Metformine et grossesse diabétique

Metformine au cours de la grossesse : pas d'inquiétude ?

Given J.E. et coll. : Metformin exposure in first trimester of pregnancy and risk of all or specific congenital anomalies: exploratory case-control study. BMJ 2018 ; 361 : k2477.

Si l'insuline est préférée à la metformine pour le traitement du diabète gestationnel, la metformine n'est pas contre-indiquée pendant la grossesse. L'émergence du diabète de type 2 chez les jeunes femmes en âge de procréer laisse d'autre part présager un certain nombre de fœtus exposés à la metformine en début de grossesse, sans compter que la metformine est prescrite dans le syndrome des ovaires polykystiques et parfois poursuivie après le début de la grossesse.

Toutes ces situations soulèvent la question de l'innocuité de la metformine pendant la grossesse. Les travaux ont montré que la molécule a une action sur la fonction de la cellule souche et qu'elle traverse la barrière du placenta à terme, exposant le fœtus à des concentrations proches de celles du sang maternel. Trois méta-analyses et une étude de cohorte n'ont pas montré d'augmentation significative du risque d'anomalies congénitales après exposition à la metformine. Une augmentation du risque d'anomalies spécifiques, après exposition à la metformine après le 1er trimestre de grossesse, ne peut toutefois être totalement exclue.

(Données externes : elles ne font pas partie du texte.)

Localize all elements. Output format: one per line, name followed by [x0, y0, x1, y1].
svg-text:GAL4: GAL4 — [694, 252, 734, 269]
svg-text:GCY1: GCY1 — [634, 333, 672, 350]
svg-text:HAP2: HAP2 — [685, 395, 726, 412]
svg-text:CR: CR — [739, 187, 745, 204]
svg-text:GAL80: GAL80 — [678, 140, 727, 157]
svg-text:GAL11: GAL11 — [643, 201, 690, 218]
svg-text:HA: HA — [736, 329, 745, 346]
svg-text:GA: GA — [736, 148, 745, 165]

Une équipe européenne a rassemblé les données de 11 registres issus du réseau européen de surveillance des anomalies congénitales (EUROCAT), portant sur près de 2 millions de naissances en Europe, entre 2006 et 2013. Au total, 50 167 enfants présentant une maladie congénitale ont été répertoriés, 41 242 anomalies non génétiques et 8 925 anomalies génétiques, incluant les naissances d'enfants vivants, les morts fœtales à partir de 20 semaines de grossesse et les interruptions de grossesse pour anomalie fœtale.

Parmi les enfants présentant une anomalie congénitale, 168 (141 anomalies non génétiques, 27 génétiques) avaient été exposés à la metformine (3,3 pour 1 000 naissances). Les données sont très rassurantes puisqu'aucune preuve n'apparaît d'une augmentation du risque d'anomalie non génétique chez ces enfants exposés lors du premier trimestre de grossesse à la metformine (OR [odds ratio] = 0,84 ; intervalle de confiance à 95 % de 0,55 à 1,30).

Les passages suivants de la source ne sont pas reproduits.